L’étude est loin d’être parfaite sur un plan méthodologique, mais elle vient s’ajouter à une série de publications dont les conclusions sont similaires. Torrentfreak révèle qu’une étude financée par la Commission Européenne, réalisée par l’Institut pour les Etudes Prospectives Technologiques situé à Séville, en Espagne, conclut qu’il n’y a pas d’incidence négative du téléchargement illégal de musique sur la consommation légale. Mieux, il y aurait même un léger effet positif du piratage, quoique plus faible que celui engendré par le streaming légal.
Pour arriver à ces conclusions, les chercheurs ont analysé des données très précises provenant du programme de mesure d’audience Nielsen NetView, en observant les clics opérés pendant toute l’année 2011 par 25 000 internautes répartis à parts égales entre la France, l’Allemagne, l’Italie, l’Espagne et la Grande-Bretagne (on peut donc noter un premier biais dans l’étude, puisque les internautes en question sont des cobayes qui se savent observés, même anonymement, et qui n’ont donc sans doute pas le comportement d’un internaute lambda).
Après avoir écarté ceux qui n’allaient jamais sur des sites liés à la musique, ils ont conservé un échantillon de 19 290 abonnés à internet. Puis, les chercheurs ont isolé 779 sites de consommation musicale, légaux et illégaux, qui ont reçu un total de plus de 4,9 millions de clics. Ils ont alors regardé les relations statistiques entre les visites de sites de téléchargement illégaux, les visites de sites de streaming légaux, et les visites de sites marchands liés à la musique.
« Le piratage de musique ne devrait pas être vu comme un sujet d’inquiétude »
Selon leurs résultats « une augmentation de 10 % des clics sur les sites de téléchargement illégaux conduit à une augmentation de 0,2 % des clics sur les sites d’achats légaux« . Dit autrement, « cela veut dire que les clics sur les sites d’achats légaux (de musique) auraient été 2 % plus faibles en l’absente de sites de téléchargement illégaux« , et les chercheurs indiquent même que l’effet serait le double en France (malgré Hadopi) et en Grande-Bretagne.
Néanmoins, il est difficile d’en conclure la généralité que le piratage serait bénéfique aux ventes, puisque les sites de streaming légaux ont un effet plus fort encore. 10 % d’augmentation sur les sites de streaming légaux conduirait ainsi à une augmentation de 0,7 % de clics sur les sites d’achat ; et là encore l’effet est plus prononcé en France avec 150 % de clics en plus qu’en Allemagne.

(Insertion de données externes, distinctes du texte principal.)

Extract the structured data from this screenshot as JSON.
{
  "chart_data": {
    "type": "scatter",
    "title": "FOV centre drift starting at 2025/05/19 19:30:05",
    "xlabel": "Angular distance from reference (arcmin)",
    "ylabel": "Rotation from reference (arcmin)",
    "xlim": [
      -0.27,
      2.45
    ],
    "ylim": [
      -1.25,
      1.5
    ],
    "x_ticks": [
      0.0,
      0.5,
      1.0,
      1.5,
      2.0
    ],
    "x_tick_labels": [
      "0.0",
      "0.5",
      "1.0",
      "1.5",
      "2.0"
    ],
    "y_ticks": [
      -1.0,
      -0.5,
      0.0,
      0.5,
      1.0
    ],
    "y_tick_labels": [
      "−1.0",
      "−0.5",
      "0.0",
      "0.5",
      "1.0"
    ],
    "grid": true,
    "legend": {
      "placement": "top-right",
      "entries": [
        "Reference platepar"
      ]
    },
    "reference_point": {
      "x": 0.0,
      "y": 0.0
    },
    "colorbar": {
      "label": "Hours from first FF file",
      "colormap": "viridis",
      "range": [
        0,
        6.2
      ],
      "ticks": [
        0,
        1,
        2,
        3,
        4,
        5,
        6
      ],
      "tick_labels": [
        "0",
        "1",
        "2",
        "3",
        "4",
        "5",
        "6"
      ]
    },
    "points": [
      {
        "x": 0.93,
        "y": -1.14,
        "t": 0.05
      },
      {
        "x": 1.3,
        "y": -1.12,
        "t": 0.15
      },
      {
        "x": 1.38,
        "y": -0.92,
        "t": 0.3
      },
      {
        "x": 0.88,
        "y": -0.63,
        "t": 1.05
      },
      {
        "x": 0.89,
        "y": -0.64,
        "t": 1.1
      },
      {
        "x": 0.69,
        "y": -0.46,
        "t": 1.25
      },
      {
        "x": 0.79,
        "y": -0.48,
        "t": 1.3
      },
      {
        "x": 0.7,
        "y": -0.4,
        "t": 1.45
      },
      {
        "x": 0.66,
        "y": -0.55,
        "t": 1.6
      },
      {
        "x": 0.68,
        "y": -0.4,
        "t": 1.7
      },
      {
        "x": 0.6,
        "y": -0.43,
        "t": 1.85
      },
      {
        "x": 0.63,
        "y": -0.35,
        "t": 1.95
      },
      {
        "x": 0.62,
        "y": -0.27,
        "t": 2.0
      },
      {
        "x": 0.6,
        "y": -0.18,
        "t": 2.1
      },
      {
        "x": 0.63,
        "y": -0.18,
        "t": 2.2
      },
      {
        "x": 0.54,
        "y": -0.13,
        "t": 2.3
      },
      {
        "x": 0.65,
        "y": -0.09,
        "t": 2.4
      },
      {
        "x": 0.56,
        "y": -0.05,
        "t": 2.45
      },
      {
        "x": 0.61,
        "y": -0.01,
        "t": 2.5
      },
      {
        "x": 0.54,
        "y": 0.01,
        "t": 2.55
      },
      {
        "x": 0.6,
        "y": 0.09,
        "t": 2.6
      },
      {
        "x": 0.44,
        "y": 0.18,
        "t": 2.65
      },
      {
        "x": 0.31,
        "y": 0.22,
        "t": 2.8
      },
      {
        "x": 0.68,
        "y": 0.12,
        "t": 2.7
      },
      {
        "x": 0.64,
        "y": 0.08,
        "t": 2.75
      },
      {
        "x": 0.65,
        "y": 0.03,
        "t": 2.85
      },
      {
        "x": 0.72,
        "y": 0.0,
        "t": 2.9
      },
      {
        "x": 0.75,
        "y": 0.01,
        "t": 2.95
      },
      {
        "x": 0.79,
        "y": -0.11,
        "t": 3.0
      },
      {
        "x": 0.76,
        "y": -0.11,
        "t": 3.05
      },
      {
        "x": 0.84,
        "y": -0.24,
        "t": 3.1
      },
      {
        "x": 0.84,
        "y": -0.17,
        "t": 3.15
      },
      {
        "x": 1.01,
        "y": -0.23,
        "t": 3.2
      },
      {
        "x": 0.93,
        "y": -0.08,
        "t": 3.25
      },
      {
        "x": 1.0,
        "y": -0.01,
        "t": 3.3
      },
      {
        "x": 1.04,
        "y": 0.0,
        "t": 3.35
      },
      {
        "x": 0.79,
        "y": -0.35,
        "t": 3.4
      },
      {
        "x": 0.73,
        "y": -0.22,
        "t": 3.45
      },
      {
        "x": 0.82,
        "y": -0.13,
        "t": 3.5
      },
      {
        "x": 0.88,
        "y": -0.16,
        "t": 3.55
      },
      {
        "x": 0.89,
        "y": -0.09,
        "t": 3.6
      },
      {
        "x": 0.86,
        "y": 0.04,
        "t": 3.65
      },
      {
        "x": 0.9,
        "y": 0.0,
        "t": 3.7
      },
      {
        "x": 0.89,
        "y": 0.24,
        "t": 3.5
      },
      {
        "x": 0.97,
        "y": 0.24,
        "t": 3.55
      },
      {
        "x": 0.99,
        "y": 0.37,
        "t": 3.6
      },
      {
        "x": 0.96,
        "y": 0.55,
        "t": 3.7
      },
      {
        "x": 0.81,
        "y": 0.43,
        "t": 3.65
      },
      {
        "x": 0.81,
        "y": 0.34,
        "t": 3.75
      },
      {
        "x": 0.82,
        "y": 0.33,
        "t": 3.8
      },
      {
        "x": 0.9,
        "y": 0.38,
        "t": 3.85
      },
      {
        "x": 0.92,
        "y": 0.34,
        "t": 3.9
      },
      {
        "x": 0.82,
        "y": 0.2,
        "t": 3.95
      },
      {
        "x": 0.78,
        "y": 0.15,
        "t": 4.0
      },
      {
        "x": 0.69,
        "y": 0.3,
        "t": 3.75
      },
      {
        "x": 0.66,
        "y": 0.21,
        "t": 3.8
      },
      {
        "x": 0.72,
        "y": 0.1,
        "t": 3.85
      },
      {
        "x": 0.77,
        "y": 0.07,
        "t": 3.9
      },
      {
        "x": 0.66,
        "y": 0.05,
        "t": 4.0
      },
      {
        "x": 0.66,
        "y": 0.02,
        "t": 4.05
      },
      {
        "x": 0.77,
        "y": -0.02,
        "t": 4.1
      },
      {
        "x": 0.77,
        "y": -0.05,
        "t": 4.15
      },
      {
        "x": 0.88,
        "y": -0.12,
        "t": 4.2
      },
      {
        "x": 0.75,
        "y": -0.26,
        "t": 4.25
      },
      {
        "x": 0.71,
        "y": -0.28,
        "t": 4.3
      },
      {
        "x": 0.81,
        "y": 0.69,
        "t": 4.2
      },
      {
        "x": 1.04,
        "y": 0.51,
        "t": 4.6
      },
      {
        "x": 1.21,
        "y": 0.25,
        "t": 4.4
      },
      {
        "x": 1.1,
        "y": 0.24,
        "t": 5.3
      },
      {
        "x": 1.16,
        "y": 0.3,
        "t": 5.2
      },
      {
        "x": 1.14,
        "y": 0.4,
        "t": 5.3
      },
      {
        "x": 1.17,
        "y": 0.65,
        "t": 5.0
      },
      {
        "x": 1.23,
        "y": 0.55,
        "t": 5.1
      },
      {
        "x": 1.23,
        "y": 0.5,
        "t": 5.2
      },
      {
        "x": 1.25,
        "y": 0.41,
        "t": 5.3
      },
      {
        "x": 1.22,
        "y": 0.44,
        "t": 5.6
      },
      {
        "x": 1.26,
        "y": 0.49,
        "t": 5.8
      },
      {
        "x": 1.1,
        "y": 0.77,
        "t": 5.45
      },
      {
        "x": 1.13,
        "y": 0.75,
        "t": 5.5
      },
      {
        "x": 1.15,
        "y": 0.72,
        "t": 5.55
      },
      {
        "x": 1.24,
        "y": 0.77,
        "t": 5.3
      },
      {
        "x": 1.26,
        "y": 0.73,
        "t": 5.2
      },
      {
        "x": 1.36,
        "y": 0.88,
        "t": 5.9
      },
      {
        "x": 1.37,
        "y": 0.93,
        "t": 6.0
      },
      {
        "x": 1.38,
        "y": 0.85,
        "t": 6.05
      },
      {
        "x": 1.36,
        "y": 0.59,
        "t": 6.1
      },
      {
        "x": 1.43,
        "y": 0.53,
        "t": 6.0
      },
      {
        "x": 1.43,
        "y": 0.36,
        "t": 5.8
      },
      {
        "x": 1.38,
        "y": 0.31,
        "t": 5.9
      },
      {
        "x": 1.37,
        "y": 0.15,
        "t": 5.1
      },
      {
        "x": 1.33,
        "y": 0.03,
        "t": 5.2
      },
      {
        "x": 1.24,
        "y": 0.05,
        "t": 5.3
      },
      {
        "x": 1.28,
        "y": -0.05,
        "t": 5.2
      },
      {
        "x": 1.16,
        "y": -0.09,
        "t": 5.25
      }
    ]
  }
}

« Tous ces résultats suggèrent que la vaste majorité de la musique qui est consommée illégalement par les particuliers dans notre échantillon n’aurait pas été achetée légalement si les sites de téléchargement illégaux ne leur avaient pas été disponibles (…) Nos conclusions suggèrent que le piratage de musique ne devrait pas être vu comme un sujet d’inquiétude croissant pour les titulaires de droits d’auteur dans l’ère numérique« , écrivent les auteurs de l’étude, Luis Aguiar et Bertin Martens.